The audience must submit to those reasons. It is the audience’s special privilege to be allowed to remain at the mercy of the artist.


But whose mercy, then, might the divine artist throw herself upon? Who shall nurture her? We only give her all our love – and “the voracious Suzy-with-the-Wolf’s-Mouth is craving for flesh”. Perhaps these questions run through every layer of Keraaminen pää, and perhaps they are addressed to all of us. Including you, Merja.


For it’s not that clear who will swallow whom. The listener undoubtedly takes the album ‘into himself’, scrupulously downloads, incorporates all the sounds it contains. The song starts to play in his head, but the voice is always the singer’s, never the listener’s own. A portable mp3 player is a perfect metaphor for the head of a music consumer: it is small, passive and absolutely insatiable (a hundred kilograms of black vinyl poses no problem to it).


But just as well one could imagine the record to be a hole you fall into.


*


I have already compared Islaja’s sonic art to drawing and painting, but what it most closely resembles is sculpture. The principal material is Merja’s voice. Musical instruments and other sound-making devices are the hammers, chisels, cutters and other tools with which the music is sculpted. And the product of this work is not so much the song as the recording; the one-time performance, rather than the scenario of that performance, is the actual work of art.


The human voice is miraculous. When we use it, it immediately evaporates into the skies. And yet it remains attached to the speaker, as firmly as the face. It remains the same forever. Or, to put it more precisely, it undergoes exactly the same amount of changes as the body to which it belongs. The whole upper body – the lungs, thorax, abdomen, diaphragm, windpipe and so forth – is quite concretely, quite carnally the mould that is used to cast the personal voice.


Thus Islaja has Merja’s inner form, it is cast in her mould, but after that it has been shaped and bludgeoned, revised, finalized, and eventually put on a pedestal and made available to others. The ‘ceramic head on wooden shoulders’ may be a caricatured or sarcastic image of the oeuvre of ‘audio art’, i.e. the recording. It may also be an expression of despair, impotence, fragility.


Keraaminen pää as a whole, in any case, expresses other things: the uncompromising absolutism of the artist, the utter inability to convey anything but her own unique self. Islaja has perceived the special characteristic of vocal art exceptionally well. She is fully aware that she has the possibility to be unique, but she has also, quite audaciously, taken the liberty to make use of that possibility. No one has ‘produced’ Islaja. No one but Merja.

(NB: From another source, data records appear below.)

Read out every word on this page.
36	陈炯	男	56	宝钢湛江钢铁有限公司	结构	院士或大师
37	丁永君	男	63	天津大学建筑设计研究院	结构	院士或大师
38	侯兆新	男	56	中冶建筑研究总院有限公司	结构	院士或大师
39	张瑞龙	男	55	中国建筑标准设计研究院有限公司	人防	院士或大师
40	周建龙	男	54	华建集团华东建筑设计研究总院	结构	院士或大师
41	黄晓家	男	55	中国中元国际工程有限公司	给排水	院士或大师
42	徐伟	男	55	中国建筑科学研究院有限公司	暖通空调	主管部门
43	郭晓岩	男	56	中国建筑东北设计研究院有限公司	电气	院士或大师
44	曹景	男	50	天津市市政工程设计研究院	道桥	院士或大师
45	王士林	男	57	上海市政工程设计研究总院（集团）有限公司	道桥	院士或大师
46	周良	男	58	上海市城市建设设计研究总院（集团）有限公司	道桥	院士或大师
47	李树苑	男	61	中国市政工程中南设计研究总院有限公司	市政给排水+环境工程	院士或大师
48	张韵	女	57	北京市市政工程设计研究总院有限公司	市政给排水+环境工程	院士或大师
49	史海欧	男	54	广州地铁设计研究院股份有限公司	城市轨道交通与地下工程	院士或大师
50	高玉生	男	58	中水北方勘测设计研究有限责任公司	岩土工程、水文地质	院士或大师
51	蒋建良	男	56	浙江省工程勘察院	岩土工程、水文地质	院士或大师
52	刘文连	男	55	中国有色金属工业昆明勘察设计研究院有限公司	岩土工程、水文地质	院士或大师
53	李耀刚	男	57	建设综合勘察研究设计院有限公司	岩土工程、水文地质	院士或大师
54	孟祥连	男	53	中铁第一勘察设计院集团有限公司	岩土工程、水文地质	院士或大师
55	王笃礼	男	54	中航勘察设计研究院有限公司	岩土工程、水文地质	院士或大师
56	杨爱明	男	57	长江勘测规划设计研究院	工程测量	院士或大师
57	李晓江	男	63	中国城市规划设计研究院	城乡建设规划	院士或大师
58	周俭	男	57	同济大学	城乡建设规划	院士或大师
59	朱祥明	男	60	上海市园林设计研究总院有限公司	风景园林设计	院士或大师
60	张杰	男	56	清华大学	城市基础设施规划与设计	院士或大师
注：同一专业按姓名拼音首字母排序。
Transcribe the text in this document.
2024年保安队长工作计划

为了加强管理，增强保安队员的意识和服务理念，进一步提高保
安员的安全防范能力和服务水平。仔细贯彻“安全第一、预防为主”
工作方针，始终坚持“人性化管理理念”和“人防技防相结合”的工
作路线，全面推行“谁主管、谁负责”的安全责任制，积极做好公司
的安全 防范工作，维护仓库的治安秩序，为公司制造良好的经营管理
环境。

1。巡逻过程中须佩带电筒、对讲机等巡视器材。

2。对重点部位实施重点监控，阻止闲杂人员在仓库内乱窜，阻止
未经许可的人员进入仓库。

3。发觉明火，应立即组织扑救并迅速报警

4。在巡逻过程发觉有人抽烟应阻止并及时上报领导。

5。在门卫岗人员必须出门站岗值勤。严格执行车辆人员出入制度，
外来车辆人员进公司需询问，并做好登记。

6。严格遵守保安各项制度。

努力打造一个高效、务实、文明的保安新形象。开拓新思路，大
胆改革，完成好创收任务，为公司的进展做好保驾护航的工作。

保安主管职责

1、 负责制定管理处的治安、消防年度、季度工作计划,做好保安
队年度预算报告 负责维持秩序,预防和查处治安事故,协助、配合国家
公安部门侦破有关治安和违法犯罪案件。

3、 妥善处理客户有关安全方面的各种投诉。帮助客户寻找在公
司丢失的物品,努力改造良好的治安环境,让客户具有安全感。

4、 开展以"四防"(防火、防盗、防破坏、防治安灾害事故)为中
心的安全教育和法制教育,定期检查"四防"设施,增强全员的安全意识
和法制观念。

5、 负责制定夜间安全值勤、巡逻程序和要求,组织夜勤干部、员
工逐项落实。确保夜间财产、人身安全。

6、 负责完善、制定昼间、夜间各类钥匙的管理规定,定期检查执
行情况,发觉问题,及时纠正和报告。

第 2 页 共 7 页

Immortalizing the voice is a thing even more miraculous than the voice itself. It is a genuine technological miracle. In Paris they sell tiny, sealed bottles containing ‘Parisian air’, but a recording is much more magical than these souvenirs. A fleeting presence has been captured on simple matter, from which it can be released by anybody – who dares – with the help of a silly electronic device. I will never grow tired of lauding this miracle. People in the 19th century could never have dreamed of such a thing. Even if some people, then as now, could hear the voices of God from heaven, they never heard human voices anywhere else but from the mouths of other people.

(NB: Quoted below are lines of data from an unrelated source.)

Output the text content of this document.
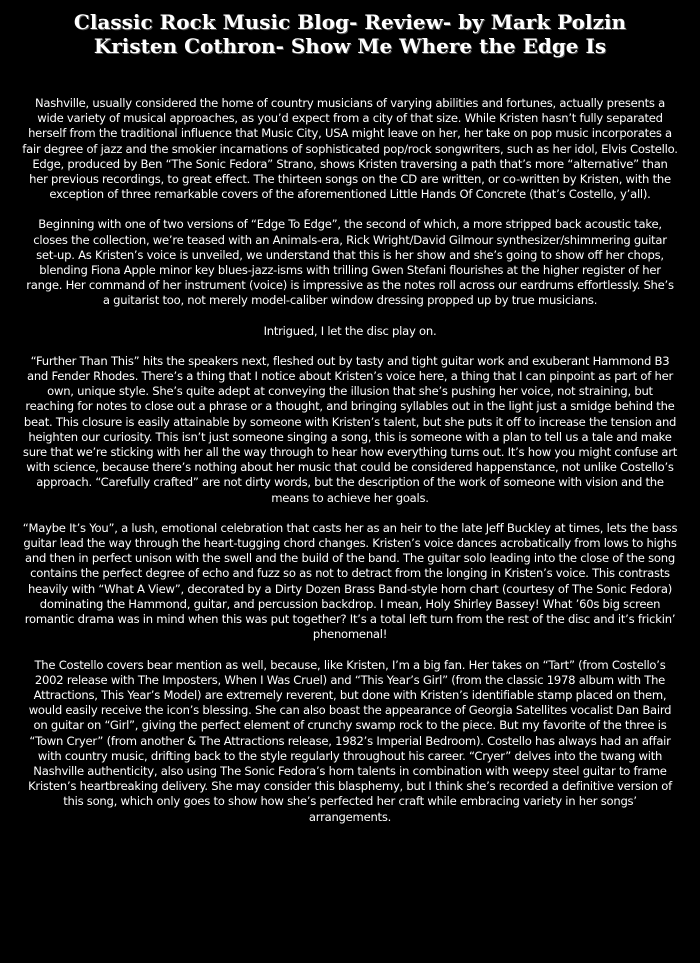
Classic Rock Music Blog- Review- by Mark Polzin
Kristen Cothron- Show Me Where the Edge Is

Nashville, usually considered the home of country musicians of varying abilities and fortunes, actually presents a wide variety of musical approaches, as you’d expect from a city of that size. While Kristen hasn’t fully separated herself from the traditional influence that Music City, USA might leave on her, her take on pop music incorporates a fair degree of jazz and the smokier incarnations of sophisticated pop/rock songwriters, such as her idol, Elvis Costello. Edge, produced by Ben “The Sonic Fedora” Strano, shows Kristen traversing a path that’s more “alternative” than her previous recordings, to great effect. The thirteen songs on the CD are written, or co-written by Kristen, with the exception of three remarkable covers of the aforementioned Little Hands Of Concrete (that’s Costello, y’all).

Beginning with one of two versions of “Edge To Edge”, the second of which, a more stripped back acoustic take, closes the collection, we’re teased with an Animals-era, Rick Wright/David Gilmour synthesizer/shimmering guitar set-up. As Kristen’s voice is unveiled, we understand that this is her show and she’s going to show off her chops, blending Fiona Apple minor key blues-jazz-isms with trilling Gwen Stefani flourishes at the higher register of her range. Her command of her instrument (voice) is impressive as the notes roll across our eardrums effortlessly. She’s a guitarist too, not merely model-caliber window dressing propped up by true musicians.

Intrigued, I let the disc play on.

“Further Than This” hits the speakers next, fleshed out by tasty and tight guitar work and exuberant Hammond B3 and Fender Rhodes. There’s a thing that I notice about Kristen’s voice here, a thing that I can pinpoint as part of her own, unique style. She’s quite adept at conveying the illusion that she’s pushing her voice, not straining, but reaching for notes to close out a phrase or a thought, and bringing syllables out in the light just a smidge behind the beat. This closure is easily attainable by someone with Kristen’s talent, but she puts it off to increase the tension and heighten our curiosity. This isn’t just someone singing a song, this is someone with a plan to tell us a tale and make sure that we’re sticking with her all the way through to hear how everything turns out. It’s how you might confuse art with science, because there’s nothing about her music that could be considered happenstance, not unlike Costello’s approach. “Carefully crafted” are not dirty words, but the description of the work of someone with vision and the means to achieve her goals.

“Maybe It’s You”, a lush, emotional celebration that casts her as an heir to the late Jeff Buckley at times, lets the bass guitar lead the way through the heart-tugging chord changes. Kristen’s voice dances acrobatically from lows to highs and then in perfect unison with the swell and the build of the band. The guitar solo leading into the close of the song contains the perfect degree of echo and fuzz so as not to detract from the longing in Kristen’s voice. This contrasts heavily with “What A View”, decorated by a Dirty Dozen Brass Band-style horn chart (courtesy of The Sonic Fedora) dominating the Hammond, guitar, and percussion backdrop. I mean, Holy Shirley Bassey! What ’60s big screen romantic drama was in mind when this was put together? It’s a total left turn from the rest of the disc and it’s frickin’ phenomenal!

The Costello covers bear mention as well, because, like Kristen, I’m a big fan. Her takes on “Tart” (from Costello’s 2002 release with The Imposters, When I Was Cruel) and “This Year’s Girl” (from the classic 1978 album with The Attractions, This Year’s Model) are extremely reverent, but done with Kristen’s identifiable stamp placed on them, would easily receive the icon’s blessing. She can also boast the appearance of Georgia Satellites vocalist Dan Baird on guitar on “Girl”, giving the perfect element of crunchy swamp rock to the piece. But my favorite of the three is “Town Cryer” (from another & The Attractions release, 1982’s Imperial Bedroom). Costello has always had an affair with country music, drifting back to the style regularly throughout his career. “Cryer” delves into the twang with Nashville authenticity, also using The Sonic Fedora’s horn talents in combination with weepy steel guitar to frame Kristen’s heartbreaking delivery. She may consider this blasphemy, but I think she’s recorded a definitive version of this song, which only goes to show how she’s perfected her craft while embracing variety in her songs’ arrangements.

We ‘modern’ people should better acknowledge this great privilege (and it’s not the only one we have).

*

What, then, expresses the sounds that have been captured on this record? What does this ‘vocal head on the shoulders of sound reproduction technology’ speak about? Everything, whatever – of course – and yet something very particular at every given moment, at each musical turn, on each lyrical verse. And while we are speaking about plastic art, it is much more important to ask how than simply what. Use your ears, not your intellect!


Listen, probe, and meditate upon how much colour, shape, scenery, and movement, how much aesthetic will, seduction, and affection there is within a single line from “Suzy Sudenkita”,


ei tyynyn vuoria, ei peiton laaksoa.


But if don’t get it, just try another line. Or let time pass, turn your stereo on a little more often, let loose the spirit of the magic record in your room more frequently.


And don’t be afraid, it will only devour you.